I see that this is “all optical” like the “Back in 2011, researchers from MIT created a high-speed camera that captured light passing through an empty bottle in slow motion”. Great.

So far as I can tell, the process works as follows. An femtosecond laser pulse is fed into a “temporal mapping device” which turns it into a series of femtosecond laser pulses (like a strobe light). It could be that this works by giving each pulse a different frequency. This laser pulses then pass through the object to be measured. The transmitted light is picked up by a “spatial sequencing device” that deflects each pulse into a different location (If each pulse has a different frequency then a prism will do this). From there it foes to an image sensor (like a CCD or CMOS chip) and to a computer.

So it’s a transmission optical microscope.

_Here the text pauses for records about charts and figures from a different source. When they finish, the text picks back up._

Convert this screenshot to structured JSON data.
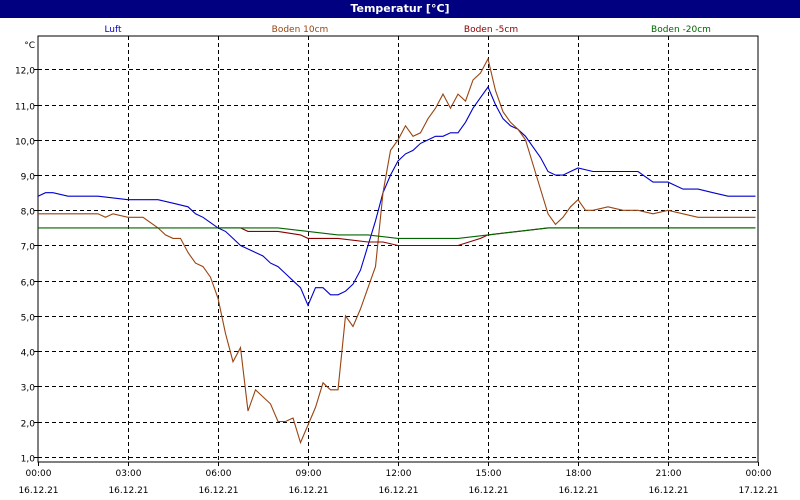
{
  "window": {
    "title": "Temperatur [°C]"
  },
  "chart_data": {
    "type": "line",
    "title": "Temperatur [°C]",
    "ylabel": "°C",
    "ylim": [
      0.85,
      12.95
    ],
    "xlim_hours": [
      0,
      24
    ],
    "yticks": [
      "1,0",
      "2,0",
      "3,0",
      "4,0",
      "5,0",
      "6,0",
      "7,0",
      "8,0",
      "9,0",
      "10,0",
      "11,0",
      "12,0"
    ],
    "xticks": [
      {
        "time": "00:00",
        "date": "16.12.21"
      },
      {
        "time": "03:00",
        "date": "16.12.21"
      },
      {
        "time": "06:00",
        "date": "16.12.21"
      },
      {
        "time": "09:00",
        "date": "16.12.21"
      },
      {
        "time": "12:00",
        "date": "16.12.21"
      },
      {
        "time": "15:00",
        "date": "16.12.21"
      },
      {
        "time": "18:00",
        "date": "16.12.21"
      },
      {
        "time": "21:00",
        "date": "16.12.21"
      },
      {
        "time": "00:00",
        "date": "17.12.21"
      }
    ],
    "grid": true,
    "legend_position": "top",
    "series": [
      {
        "name": "Luft",
        "color": "#0000cc",
        "x": [
          "00:00",
          "00:15",
          "00:30",
          "01:00",
          "02:00",
          "03:00",
          "04:00",
          "04:30",
          "05:00",
          "05:15",
          "05:30",
          "06:00",
          "06:15",
          "06:30",
          "06:45",
          "07:00",
          "07:15",
          "07:30",
          "07:45",
          "08:00",
          "08:15",
          "08:30",
          "08:45",
          "09:00",
          "09:15",
          "09:30",
          "09:45",
          "10:00",
          "10:15",
          "10:30",
          "10:45",
          "11:00",
          "11:15",
          "11:30",
          "11:45",
          "12:00",
          "12:15",
          "12:30",
          "12:45",
          "13:00",
          "13:15",
          "13:30",
          "13:45",
          "14:00",
          "14:15",
          "14:30",
          "14:45",
          "15:00",
          "15:15",
          "15:30",
          "15:45",
          "16:00",
          "16:15",
          "16:30",
          "16:45",
          "17:00",
          "17:15",
          "17:30",
          "17:45",
          "18:00",
          "18:30",
          "19:00",
          "20:00",
          "20:30",
          "21:00",
          "21:30",
          "22:00",
          "22:30",
          "23:00",
          "23:30",
          "23:55"
        ],
        "y": [
          8.4,
          8.5,
          8.5,
          8.4,
          8.4,
          8.3,
          8.3,
          8.2,
          8.1,
          7.9,
          7.8,
          7.5,
          7.4,
          7.2,
          7.0,
          6.9,
          6.8,
          6.7,
          6.5,
          6.4,
          6.2,
          6.0,
          5.8,
          5.3,
          5.8,
          5.8,
          5.6,
          5.6,
          5.7,
          5.9,
          6.3,
          7.0,
          7.7,
          8.5,
          9.0,
          9.4,
          9.6,
          9.7,
          9.9,
          10.0,
          10.1,
          10.1,
          10.2,
          10.2,
          10.5,
          10.9,
          11.2,
          11.5,
          11.0,
          10.6,
          10.4,
          10.3,
          10.1,
          9.8,
          9.5,
          9.1,
          9.0,
          9.0,
          9.1,
          9.2,
          9.1,
          9.1,
          9.1,
          8.8,
          8.8,
          8.6,
          8.6,
          8.5,
          8.4,
          8.4,
          8.4
        ]
      },
      {
        "name": "Boden 10cm",
        "color": "#994411",
        "x": [
          "00:00",
          "01:00",
          "02:00",
          "02:15",
          "02:30",
          "03:00",
          "03:30",
          "04:00",
          "04:15",
          "04:30",
          "04:45",
          "05:00",
          "05:15",
          "05:30",
          "05:45",
          "06:00",
          "06:15",
          "06:30",
          "06:45",
          "07:00",
          "07:15",
          "07:30",
          "07:45",
          "08:00",
          "08:15",
          "08:30",
          "08:45",
          "09:00",
          "09:15",
          "09:30",
          "09:45",
          "10:00",
          "10:15",
          "10:30",
          "10:45",
          "11:00",
          "11:15",
          "11:30",
          "11:45",
          "12:00",
          "12:15",
          "12:30",
          "12:45",
          "13:00",
          "13:15",
          "13:30",
          "13:45",
          "14:00",
          "14:15",
          "14:30",
          "14:45",
          "15:00",
          "15:15",
          "15:30",
          "15:45",
          "16:00",
          "16:15",
          "16:30",
          "16:45",
          "17:00",
          "17:15",
          "17:30",
          "17:45",
          "18:00",
          "18:15",
          "18:30",
          "19:00",
          "19:30",
          "20:00",
          "20:30",
          "21:00",
          "22:00",
          "22:30",
          "23:00",
          "23:30",
          "23:55"
        ],
        "y": [
          7.9,
          7.9,
          7.9,
          7.8,
          7.9,
          7.8,
          7.8,
          7.5,
          7.3,
          7.2,
          7.2,
          6.8,
          6.5,
          6.4,
          6.1,
          5.5,
          4.5,
          3.7,
          4.1,
          2.3,
          2.9,
          2.7,
          2.5,
          2.0,
          2.0,
          2.1,
          1.4,
          1.9,
          2.4,
          3.1,
          2.9,
          2.9,
          5.0,
          4.7,
          5.2,
          5.8,
          6.4,
          8.5,
          9.7,
          10.0,
          10.4,
          10.1,
          10.2,
          10.6,
          10.9,
          11.3,
          10.9,
          11.3,
          11.1,
          11.7,
          11.9,
          12.3,
          11.4,
          10.8,
          10.5,
          10.3,
          10.0,
          9.3,
          8.6,
          7.9,
          7.6,
          7.8,
          8.1,
          8.3,
          8.0,
          8.0,
          8.1,
          8.0,
          8.0,
          7.9,
          8.0,
          7.8,
          7.8,
          7.8,
          7.8,
          7.8
        ]
      },
      {
        "name": "Boden -5cm",
        "color": "#880000",
        "x": [
          "06:00",
          "06:45",
          "07:00",
          "08:00",
          "08:45",
          "09:00",
          "10:00",
          "11:00",
          "11:30",
          "12:00",
          "13:00",
          "14:00",
          "14:45",
          "15:00",
          "16:00",
          "17:00",
          "17:30",
          "18:00",
          "18:30",
          "19:00",
          "20:00",
          "21:00",
          "22:00",
          "23:00",
          "23:55"
        ],
        "y": [
          7.5,
          7.5,
          7.4,
          7.4,
          7.3,
          7.2,
          7.2,
          7.1,
          7.1,
          7.0,
          7.0,
          7.0,
          7.2,
          7.3,
          7.4,
          7.5,
          7.5,
          7.5,
          7.5,
          7.5,
          7.5,
          7.5,
          7.5,
          7.5,
          7.5
        ]
      },
      {
        "name": "Boden -20cm",
        "color": "#006600",
        "x": [
          "00:00",
          "03:00",
          "06:00",
          "08:00",
          "09:00",
          "10:00",
          "11:00",
          "12:00",
          "14:00",
          "15:00",
          "16:00",
          "17:00",
          "18:00",
          "20:00",
          "22:00",
          "23:55"
        ],
        "y": [
          7.5,
          7.5,
          7.5,
          7.5,
          7.4,
          7.3,
          7.3,
          7.2,
          7.2,
          7.3,
          7.4,
          7.5,
          7.5,
          7.5,
          7.5,
          7.5
        ]
      }
    ]
  }
}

Not surprisingly, the faster it’s run, the more difficulty the “temporal mapping device” has in separating out the different times. It struggles with a frame interval of 230 femtoseconds but gives good temporal separation at a frame interval of 800 femtoseconds, and perfect temporal separation at a frame rate of 15500 femtoseconds (15.5 picoseconds). A plasma burst generated by a femtosecond laser hitting a glass plate was photographed at a frame rate of 15.5 picoseconds. In a second experiment, a heat pulse wave induced in a crystal by a femtosecond laser blast caused light scattering that was picked up by the camera.